Inferring Students’ Self-Assessed Concentration Levels in Daily Life Using Biosignal Data From Wearables

The ability to concentrate well is an important determinant of students’ learning outcomes but remains poorly understood. In this work we investigated whether there exists a mapping between students’ biosignals and perceived concentration levels. If we succeed in this mapping, a wearable can function as a Concentration Tracker, a novel feature that is missing from current wearables. For this, a wearable wristband was used to record students’ heart rate, heart rate variability, skin temperature, skin conductivity and acceleration from body changes. Additionally, students self-assessed their concentration levels using a smartphone application.
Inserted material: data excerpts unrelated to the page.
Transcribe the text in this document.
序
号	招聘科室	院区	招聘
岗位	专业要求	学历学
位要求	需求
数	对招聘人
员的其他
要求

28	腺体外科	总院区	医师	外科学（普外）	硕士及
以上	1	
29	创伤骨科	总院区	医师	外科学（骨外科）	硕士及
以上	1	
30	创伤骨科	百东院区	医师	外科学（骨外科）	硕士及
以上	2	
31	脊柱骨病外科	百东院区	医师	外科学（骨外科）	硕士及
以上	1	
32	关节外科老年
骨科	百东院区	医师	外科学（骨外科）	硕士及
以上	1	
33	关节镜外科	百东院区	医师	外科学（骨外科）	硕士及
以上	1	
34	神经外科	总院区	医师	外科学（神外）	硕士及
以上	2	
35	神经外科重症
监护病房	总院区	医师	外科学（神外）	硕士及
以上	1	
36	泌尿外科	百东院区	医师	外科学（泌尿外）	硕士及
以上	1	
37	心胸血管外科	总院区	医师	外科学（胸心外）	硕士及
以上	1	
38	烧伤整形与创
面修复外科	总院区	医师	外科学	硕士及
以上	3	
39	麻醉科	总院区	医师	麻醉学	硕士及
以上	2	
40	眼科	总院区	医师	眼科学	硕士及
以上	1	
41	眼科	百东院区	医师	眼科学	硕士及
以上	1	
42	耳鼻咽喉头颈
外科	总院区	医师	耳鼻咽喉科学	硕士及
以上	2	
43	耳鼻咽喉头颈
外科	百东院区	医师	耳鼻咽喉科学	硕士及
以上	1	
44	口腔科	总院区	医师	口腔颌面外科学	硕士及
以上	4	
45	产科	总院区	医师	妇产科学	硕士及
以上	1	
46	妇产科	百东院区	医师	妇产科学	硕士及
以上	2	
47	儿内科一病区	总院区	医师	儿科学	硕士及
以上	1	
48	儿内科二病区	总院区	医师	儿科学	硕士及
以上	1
We improved the accuracy by utilizing a big amount of unlabelled biodata from outside the study sessions. Our best boosted regression tree model predicted students’ concentration level with only 1.7% NMAE error. The predictions for a user not in the training set were much weaker; the best model, a convolutional neural network, achieved a prediction NMAE error of 30.7%. This implies that the users generated biosignals highly individually. Thus, models are not well transferable from one user to another without rooting them in user-specific data. Contrary to stress research, our results showed that skin conductivity had mostly a negative correlation with students’ concentration levels. Also diverging from stress reactions, skin temperature had mainly a positive correlation. Conductivity and temperature were the two dominant predictors. Further, the results suggest that an element of deep, effortless concentration was present in the learning experience of the subjects. Altogether, our work demonstrates that a concentration tracking wearable for improving learning is technically achievable.